Hair cloning is a theoretical hair restoration technique that has been in the works for decades, but still remains as an experimental study that has not yet reached to scientifically solid conclusions. The basic principle of hair cloning, is to potentially provide an ‘unlimited’ source of viable donor hair to use for transplants. In the hair cloning technique, the physician extracts healthy hair follicle cells from the patient and cultivate multiple clones of the cells in a special laboratory culture. The newly created cells are then implanted back into the patient’s scalp, where new hair will grow normally.
The Main Challenges of Hair Cloning
According to current laboratory findings, the main challenge is the growth of hair follicles. Following the implantation of the newly created cells into the balding areas of the scalp, the new hair follicles induced will grow at all angles and in different directions. The reason for this is that the process of hair follicle formation and direction of growth starts during embryonic development whereas each hair follicle is independent and goes through growth cycles at different times.
As it is unpredictable how these new hair follicles will grow in terms of direction, one might think that with the growth of new hair follicles generated via hair cloning, just as in the traditional hair transplantation procedure, incision sites can be created and reimplanted to the intented direction of growth and angles, thus providing a natural look.
In these premises, hair cloning does not quite distinguish from a traditional hair transplantation procedure.
The complications associated with this method is the risk of causing damage to the hair follicle stem cells and the possibility of tumor formation caused by cultured cells. FDA has declared that they will not approve hair cloning as a medical hair restoration practice unless risks have been minimized. In addition to this, following its approval, since the method does not leave visible scarring in the skin, it will stand out as an appealing alternative for many people. The time frame we predict for hair cloning to be available is potentially beyond 50 years.

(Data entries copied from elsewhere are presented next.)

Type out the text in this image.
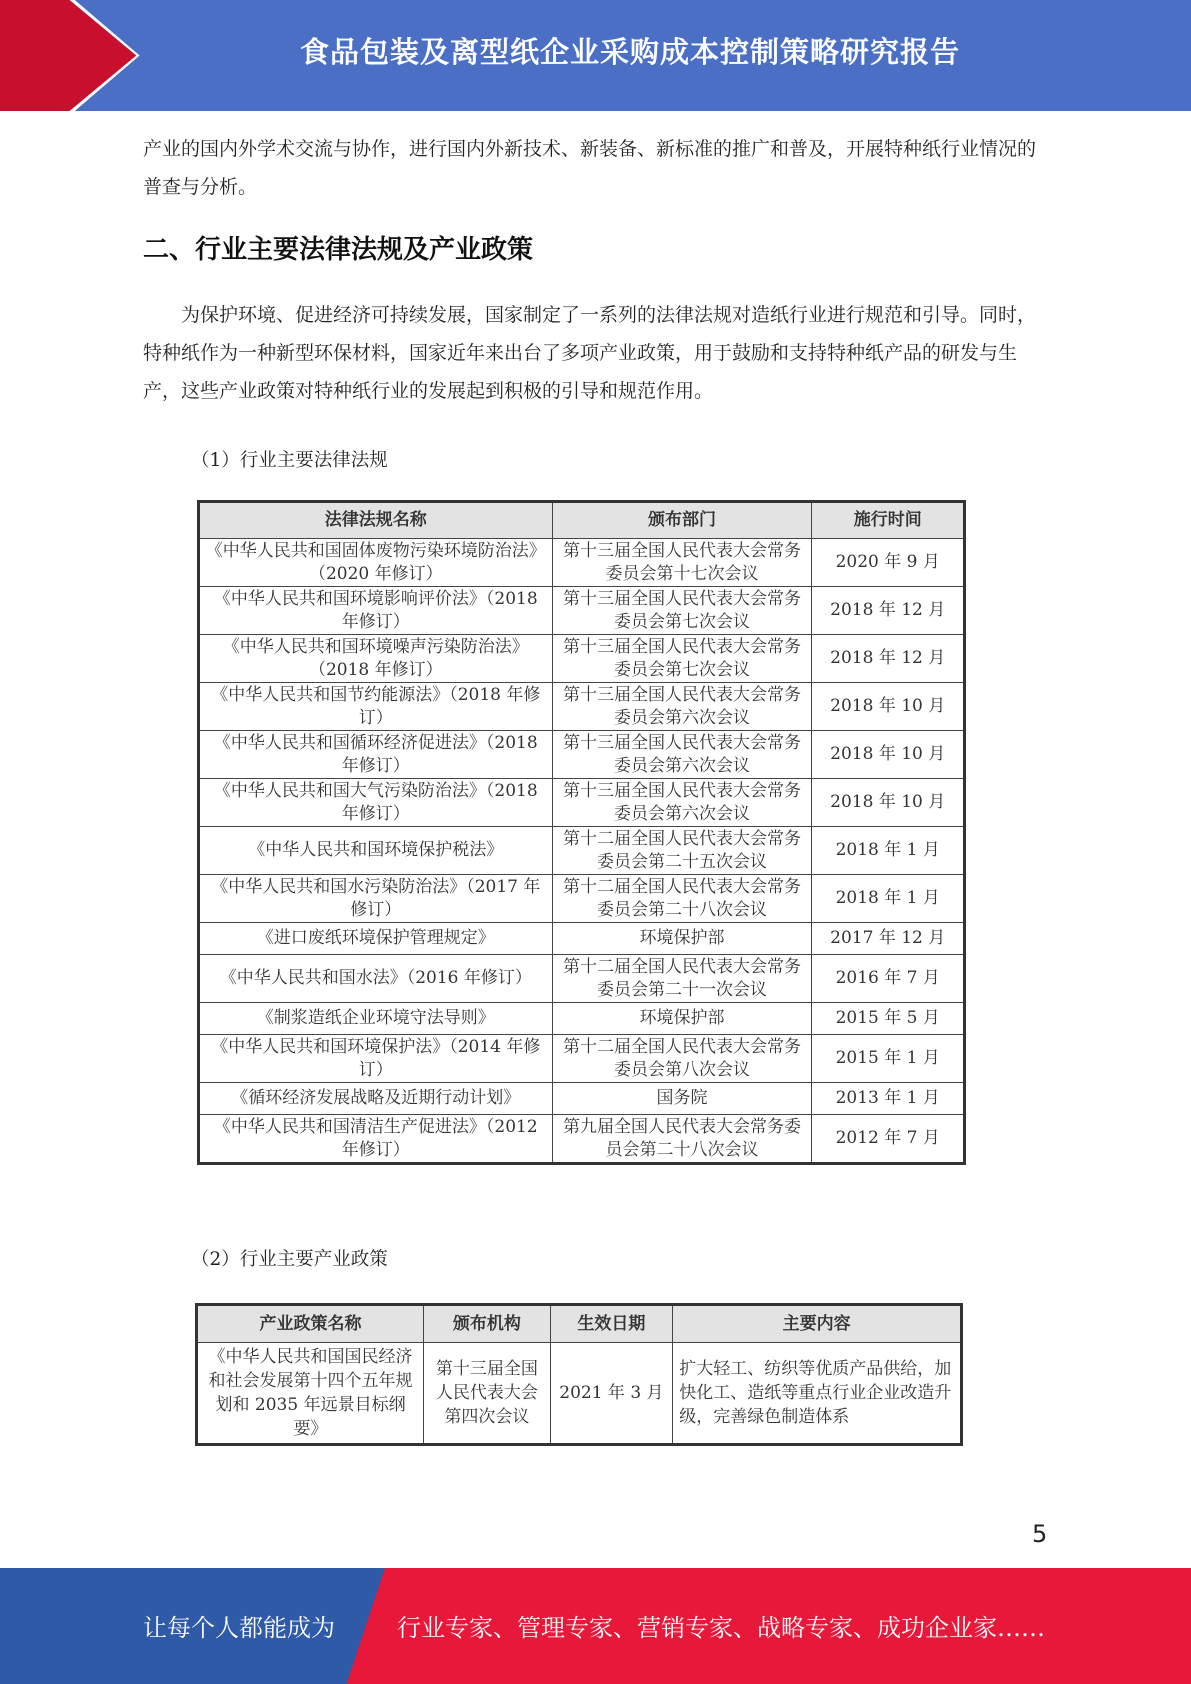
食品包装及离型纸企业采购成本控制策略研究报告

产业的国内外学术交流与协作，进行国内外新技术、新装备、新标准的推广和普及，开展特种纸行业情况的普查与分析。

二、行业主要法律法规及产业政策

为保护环境、促进经济可持续发展，国家制定了一系列的法律法规对造纸行业进行规范和引导。同时，特种纸作为一种新型环保材料，国家近年来出台了多项产业政策，用于鼓励和支持特种纸产品的研发与生产，这些产业政策对特种纸行业的发展起到积极的引导和规范作用。

（1）行业主要法律法规

法律法规名称	颁布部门	施行时间
《中华人民共和国固体废物污染环境防治法》（2020 年修订）	第十三届全国人民代表大会常务委员会第十七次会议	2020 年 9 月
《中华人民共和国环境影响评价法》（2018 年修订）	第十三届全国人民代表大会常务委员会第七次会议	2018 年 12 月
《中华人民共和国环境噪声污染防治法》（2018 年修订）	第十三届全国人民代表大会常务委员会第七次会议	2018 年 12 月
《中华人民共和国节约能源法》（2018 年修订）	第十三届全国人民代表大会常务委员会第六次会议	2018 年 10 月
《中华人民共和国循环经济促进法》（2018 年修订）	第十三届全国人民代表大会常务委员会第六次会议	2018 年 10 月
《中华人民共和国大气污染防治法》（2018 年修订）	第十三届全国人民代表大会常务委员会第六次会议	2018 年 10 月
《中华人民共和国环境保护税法》	第十二届全国人民代表大会常务委员会第二十五次会议	2018 年 1 月
《中华人民共和国水污染防治法》（2017 年修订）	第十二届全国人民代表大会常务委员会第二十八次会议	2018 年 1 月
《进口废纸环境保护管理规定》	环境保护部	2017 年 12 月
《中华人民共和国水法》（2016 年修订）	第十二届全国人民代表大会常务委员会第二十一次会议	2016 年 7 月
《制浆造纸企业环境守法导则》	环境保护部	2015 年 5 月
《中华人民共和国环境保护法》（2014 年修订）	第十二届全国人民代表大会常务委员会第八次会议	2015 年 1 月
《循环经济发展战略及近期行动计划》	国务院	2013 年 1 月
《中华人民共和国清洁生产促进法》（2012 年修订）	第九届全国人民代表大会常务委员会第二十八次会议	2012 年 7 月

（2）行业主要产业政策

产业政策名称	颁布机构	生效日期	主要内容
《中华人民共和国国民经济和社会发展第十四个五年规划和 2035 年远景目标纲要》	第十三届全国人民代表大会第四次会议	2021 年 3 月	扩大轻工、纺织等优质产品供给，加快化工、造纸等重点行业企业改造升级，完善绿色制造体系
5
让每个人都能成为	行业专家、管理专家、营销专家、战略专家、成功企业家……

The Perfect Candidate for Hair Cloning
Some hair transplant surgeons indicate that hair cloning will initially offer a solution for patients that have undergone more than one hair transplant procedure, but have failed to obtain satisfactory results.
As clinical trials on the field of hair cloning remains in its early stages, the specifications of the ideal candidate can not be accurately identified, nevertheless the person should be healthy and despite the many treatment alternatives tested, has not been able to prevent his/her hair loss problem.